Kennen Sie Güntert's Kalypso?2 Ein schönes Buch! Endlich einmal ein Indogermanist, der nicht die Lautlehre abklappert. Übrigens werde ich widerlegt, wo Sie gemeint sind – eine ehrenvolle Verwechslung, jedenfalls ehrenvoller als die mit Leo Wiener in Förster-Koschwitz' Übungsbuch:3
Kontamination: Leo Spitzer Wien
+ Leo Wien – er
= Leo Wiener
|4|In welchem Sinne haben Sie mich bitte Vossler gegenüber erwähnt?4
Haben Sie sp. cocóra 'giftig, böse' in Ihren Rom. Lehnw. im Berber.5 behandelt? Es schwant mir so, vielleicht aber fälschlich.
Mein bestelltes Exemplar von "Wissen und Leben" ist endlich eingetroffen. Ich habe es Rigler überlassen, der sich mit Heißhunger darauf gestürzt hat.
Ergebenste Grüße
Spitzer
1 H.S., "Sprachursprung III", in: Sitzungsberichte der Königlich Preußischen Akademie der Wissenschaften 1920: 448-462.
2 Hermann Güntert, Kalypso. Bedeutungsgeschichtliche Untersuchungen auf dem Gebiet der indogermanischen Sprachen. Halle a.S.: Niemeyer 1919.
3 Wendelin Foerster und Eduard Koschwitz (Hrsg.), Atlfranzösisches Übungsbuch zum Gebrauch bei Vorlesungen und Seminarübungen. Heilbronn: Henninger 1884.

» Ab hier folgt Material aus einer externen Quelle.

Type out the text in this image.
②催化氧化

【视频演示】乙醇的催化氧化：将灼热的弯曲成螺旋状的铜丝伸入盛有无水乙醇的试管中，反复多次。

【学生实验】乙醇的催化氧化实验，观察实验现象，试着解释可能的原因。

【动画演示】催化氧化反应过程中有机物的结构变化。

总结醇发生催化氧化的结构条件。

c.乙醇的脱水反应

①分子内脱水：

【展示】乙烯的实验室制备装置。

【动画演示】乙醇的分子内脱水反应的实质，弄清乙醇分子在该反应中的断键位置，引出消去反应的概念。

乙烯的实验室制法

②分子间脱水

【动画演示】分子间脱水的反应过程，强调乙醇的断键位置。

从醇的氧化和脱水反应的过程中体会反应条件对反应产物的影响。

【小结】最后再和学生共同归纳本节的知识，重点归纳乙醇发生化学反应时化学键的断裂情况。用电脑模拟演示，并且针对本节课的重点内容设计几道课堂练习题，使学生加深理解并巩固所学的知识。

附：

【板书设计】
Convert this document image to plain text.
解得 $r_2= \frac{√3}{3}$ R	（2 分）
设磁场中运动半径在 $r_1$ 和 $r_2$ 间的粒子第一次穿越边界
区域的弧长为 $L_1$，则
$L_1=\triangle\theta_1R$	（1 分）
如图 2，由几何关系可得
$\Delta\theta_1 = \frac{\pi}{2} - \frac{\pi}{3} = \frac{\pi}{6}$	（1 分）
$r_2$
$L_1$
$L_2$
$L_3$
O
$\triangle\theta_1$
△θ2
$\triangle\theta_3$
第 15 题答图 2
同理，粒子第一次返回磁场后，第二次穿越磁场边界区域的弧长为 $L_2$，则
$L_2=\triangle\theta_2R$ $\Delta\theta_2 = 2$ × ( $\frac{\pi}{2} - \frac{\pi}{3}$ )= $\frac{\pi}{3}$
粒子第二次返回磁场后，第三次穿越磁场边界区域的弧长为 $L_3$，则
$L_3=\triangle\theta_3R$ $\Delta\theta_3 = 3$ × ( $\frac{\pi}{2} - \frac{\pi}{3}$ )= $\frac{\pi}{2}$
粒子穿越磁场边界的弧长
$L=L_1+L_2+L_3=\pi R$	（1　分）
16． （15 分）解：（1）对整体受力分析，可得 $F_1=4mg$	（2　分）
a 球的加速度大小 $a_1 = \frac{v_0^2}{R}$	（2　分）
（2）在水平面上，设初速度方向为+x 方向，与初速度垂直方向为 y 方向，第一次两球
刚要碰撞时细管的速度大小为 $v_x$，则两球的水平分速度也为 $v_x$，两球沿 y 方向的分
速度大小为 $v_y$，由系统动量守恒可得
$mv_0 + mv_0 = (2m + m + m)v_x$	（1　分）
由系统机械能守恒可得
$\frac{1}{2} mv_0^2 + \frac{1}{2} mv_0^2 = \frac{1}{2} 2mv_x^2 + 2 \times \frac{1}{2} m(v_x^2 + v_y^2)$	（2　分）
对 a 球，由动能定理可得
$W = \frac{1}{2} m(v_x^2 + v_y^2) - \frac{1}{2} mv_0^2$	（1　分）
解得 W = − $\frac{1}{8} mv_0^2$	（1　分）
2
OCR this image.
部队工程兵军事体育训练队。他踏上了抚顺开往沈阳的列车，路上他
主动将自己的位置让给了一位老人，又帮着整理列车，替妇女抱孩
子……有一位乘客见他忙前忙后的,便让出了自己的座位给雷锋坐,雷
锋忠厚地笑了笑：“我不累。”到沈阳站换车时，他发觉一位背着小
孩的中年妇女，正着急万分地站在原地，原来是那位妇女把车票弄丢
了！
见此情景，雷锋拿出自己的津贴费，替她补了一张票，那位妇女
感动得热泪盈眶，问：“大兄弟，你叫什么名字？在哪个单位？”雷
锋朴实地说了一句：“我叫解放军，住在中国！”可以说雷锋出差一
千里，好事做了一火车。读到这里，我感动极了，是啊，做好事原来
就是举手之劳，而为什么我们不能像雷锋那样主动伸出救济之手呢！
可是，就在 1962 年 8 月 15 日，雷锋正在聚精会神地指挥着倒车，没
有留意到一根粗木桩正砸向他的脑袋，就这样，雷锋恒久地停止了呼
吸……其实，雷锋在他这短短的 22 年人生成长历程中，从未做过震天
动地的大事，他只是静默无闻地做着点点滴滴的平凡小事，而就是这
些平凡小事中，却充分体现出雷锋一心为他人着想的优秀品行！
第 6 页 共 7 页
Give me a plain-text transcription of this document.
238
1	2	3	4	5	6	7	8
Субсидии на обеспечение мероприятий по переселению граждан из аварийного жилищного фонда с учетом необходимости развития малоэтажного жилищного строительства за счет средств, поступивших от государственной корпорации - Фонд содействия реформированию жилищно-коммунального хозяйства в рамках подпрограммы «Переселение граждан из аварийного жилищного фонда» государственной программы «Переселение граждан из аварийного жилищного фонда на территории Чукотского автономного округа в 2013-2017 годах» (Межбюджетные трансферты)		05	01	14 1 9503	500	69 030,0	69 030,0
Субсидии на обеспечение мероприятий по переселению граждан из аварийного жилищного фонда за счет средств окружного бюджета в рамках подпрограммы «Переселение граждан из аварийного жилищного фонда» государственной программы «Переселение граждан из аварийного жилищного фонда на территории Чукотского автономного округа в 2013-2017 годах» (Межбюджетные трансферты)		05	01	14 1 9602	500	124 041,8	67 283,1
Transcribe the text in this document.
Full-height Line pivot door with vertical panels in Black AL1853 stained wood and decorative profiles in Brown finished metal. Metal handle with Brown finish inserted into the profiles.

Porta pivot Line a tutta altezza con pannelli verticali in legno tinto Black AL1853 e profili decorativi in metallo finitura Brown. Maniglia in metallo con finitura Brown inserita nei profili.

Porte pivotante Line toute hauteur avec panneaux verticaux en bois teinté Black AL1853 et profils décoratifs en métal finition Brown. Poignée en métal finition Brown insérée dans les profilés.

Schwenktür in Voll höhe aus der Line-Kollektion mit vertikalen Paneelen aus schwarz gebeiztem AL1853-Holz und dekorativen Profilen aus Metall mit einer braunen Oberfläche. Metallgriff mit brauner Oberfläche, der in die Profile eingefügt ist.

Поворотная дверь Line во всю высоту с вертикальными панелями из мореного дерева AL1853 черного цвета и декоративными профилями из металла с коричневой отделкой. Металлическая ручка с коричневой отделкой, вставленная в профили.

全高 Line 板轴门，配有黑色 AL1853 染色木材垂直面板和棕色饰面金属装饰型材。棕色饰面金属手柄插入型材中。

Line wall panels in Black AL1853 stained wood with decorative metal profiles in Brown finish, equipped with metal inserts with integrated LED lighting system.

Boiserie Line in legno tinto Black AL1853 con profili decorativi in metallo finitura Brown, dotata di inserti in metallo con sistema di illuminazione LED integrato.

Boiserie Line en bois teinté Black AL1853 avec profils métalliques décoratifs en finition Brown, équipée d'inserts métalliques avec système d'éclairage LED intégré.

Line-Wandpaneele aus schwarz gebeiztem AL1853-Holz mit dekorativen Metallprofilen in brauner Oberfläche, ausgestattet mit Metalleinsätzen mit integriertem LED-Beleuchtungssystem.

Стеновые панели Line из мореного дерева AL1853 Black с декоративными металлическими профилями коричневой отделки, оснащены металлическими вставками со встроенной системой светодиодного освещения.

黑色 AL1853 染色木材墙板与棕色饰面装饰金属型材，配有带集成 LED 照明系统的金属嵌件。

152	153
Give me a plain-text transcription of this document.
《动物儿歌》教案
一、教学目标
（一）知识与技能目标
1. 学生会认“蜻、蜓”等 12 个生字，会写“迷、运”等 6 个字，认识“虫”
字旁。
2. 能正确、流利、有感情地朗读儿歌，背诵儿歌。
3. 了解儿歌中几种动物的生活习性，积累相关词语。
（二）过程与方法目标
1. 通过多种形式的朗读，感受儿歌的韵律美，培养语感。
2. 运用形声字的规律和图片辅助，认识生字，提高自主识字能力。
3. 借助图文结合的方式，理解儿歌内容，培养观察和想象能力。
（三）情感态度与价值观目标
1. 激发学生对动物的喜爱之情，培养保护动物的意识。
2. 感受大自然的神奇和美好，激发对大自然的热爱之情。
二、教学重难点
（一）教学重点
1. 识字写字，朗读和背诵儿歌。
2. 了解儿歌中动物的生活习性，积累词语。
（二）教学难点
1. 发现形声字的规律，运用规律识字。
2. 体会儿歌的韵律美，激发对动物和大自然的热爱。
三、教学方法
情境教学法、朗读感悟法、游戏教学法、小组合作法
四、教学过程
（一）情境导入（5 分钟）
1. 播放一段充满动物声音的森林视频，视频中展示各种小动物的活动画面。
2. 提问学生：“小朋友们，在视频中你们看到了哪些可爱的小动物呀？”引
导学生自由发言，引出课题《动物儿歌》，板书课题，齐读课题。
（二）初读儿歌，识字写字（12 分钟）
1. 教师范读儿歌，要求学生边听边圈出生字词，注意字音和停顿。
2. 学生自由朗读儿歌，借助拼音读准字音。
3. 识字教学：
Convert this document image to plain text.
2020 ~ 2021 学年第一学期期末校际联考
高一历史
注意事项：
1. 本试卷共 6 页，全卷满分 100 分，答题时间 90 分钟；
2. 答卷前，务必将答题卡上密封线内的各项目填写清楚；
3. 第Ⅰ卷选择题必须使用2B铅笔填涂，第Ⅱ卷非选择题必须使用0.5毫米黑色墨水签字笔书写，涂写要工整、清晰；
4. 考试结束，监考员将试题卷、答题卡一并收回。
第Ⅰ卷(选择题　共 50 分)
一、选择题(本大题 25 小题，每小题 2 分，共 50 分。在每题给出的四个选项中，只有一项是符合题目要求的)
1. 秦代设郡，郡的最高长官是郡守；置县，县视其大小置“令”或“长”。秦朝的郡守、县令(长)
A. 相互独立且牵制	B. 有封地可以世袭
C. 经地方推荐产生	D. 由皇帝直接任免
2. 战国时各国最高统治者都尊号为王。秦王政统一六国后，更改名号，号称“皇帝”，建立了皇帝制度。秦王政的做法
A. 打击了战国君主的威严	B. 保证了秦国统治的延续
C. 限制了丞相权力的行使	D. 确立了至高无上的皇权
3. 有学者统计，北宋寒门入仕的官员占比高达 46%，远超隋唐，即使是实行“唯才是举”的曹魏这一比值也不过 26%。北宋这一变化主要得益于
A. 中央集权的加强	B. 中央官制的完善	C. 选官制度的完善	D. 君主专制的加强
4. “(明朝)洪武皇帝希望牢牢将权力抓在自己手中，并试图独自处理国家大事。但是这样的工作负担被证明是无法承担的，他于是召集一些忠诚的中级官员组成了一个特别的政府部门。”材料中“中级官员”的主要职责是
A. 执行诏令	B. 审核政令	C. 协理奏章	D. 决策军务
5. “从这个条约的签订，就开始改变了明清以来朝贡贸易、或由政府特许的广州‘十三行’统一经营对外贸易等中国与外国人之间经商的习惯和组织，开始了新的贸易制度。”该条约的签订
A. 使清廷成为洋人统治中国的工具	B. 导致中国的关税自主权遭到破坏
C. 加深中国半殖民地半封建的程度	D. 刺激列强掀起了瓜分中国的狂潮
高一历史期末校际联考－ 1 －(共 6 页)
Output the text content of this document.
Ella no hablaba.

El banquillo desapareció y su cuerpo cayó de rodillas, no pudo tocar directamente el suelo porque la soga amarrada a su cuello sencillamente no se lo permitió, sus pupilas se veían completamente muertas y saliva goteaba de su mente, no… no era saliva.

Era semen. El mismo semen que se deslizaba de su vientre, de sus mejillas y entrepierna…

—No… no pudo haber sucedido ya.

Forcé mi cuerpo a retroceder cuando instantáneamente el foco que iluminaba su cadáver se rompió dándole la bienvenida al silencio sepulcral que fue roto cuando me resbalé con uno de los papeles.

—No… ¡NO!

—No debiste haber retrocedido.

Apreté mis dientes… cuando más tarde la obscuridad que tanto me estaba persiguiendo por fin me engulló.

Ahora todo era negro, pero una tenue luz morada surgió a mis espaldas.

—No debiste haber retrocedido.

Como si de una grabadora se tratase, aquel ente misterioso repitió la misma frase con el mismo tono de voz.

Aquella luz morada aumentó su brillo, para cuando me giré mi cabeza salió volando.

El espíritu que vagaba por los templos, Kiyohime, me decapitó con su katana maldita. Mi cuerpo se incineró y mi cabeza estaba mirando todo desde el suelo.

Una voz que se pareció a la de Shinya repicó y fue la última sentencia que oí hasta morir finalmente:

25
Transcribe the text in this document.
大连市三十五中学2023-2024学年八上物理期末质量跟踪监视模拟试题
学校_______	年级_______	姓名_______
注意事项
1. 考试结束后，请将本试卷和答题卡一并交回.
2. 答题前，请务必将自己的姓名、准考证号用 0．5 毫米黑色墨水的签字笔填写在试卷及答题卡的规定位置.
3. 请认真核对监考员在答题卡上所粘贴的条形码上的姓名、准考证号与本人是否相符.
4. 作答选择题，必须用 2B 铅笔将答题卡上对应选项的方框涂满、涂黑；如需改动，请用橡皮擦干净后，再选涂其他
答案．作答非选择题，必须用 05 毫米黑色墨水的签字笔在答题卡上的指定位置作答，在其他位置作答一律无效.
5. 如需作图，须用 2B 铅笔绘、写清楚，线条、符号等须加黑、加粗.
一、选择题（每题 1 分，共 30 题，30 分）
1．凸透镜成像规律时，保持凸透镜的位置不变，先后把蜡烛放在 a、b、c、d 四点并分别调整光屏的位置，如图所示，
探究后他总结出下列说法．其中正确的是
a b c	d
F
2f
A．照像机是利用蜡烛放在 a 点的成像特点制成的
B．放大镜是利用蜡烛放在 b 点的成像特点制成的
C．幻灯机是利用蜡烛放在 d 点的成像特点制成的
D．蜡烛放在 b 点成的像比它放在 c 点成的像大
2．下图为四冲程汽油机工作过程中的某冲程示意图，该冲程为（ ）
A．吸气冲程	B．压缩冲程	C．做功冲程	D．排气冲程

4 In einem Brief vom 4. Juni an Vossler bemängelt Schuchardt, daß Spitzer u.a. wegen des herrschenden Antisemitismus bei den Stellenbesetzungen nicht zum Zug kommt.
5 H.S., "Die romanischen Lehnwörter im Berberischen", Sitzungsberichte der Wiener Akademie der Wissenschaften 188.IV: 1-82..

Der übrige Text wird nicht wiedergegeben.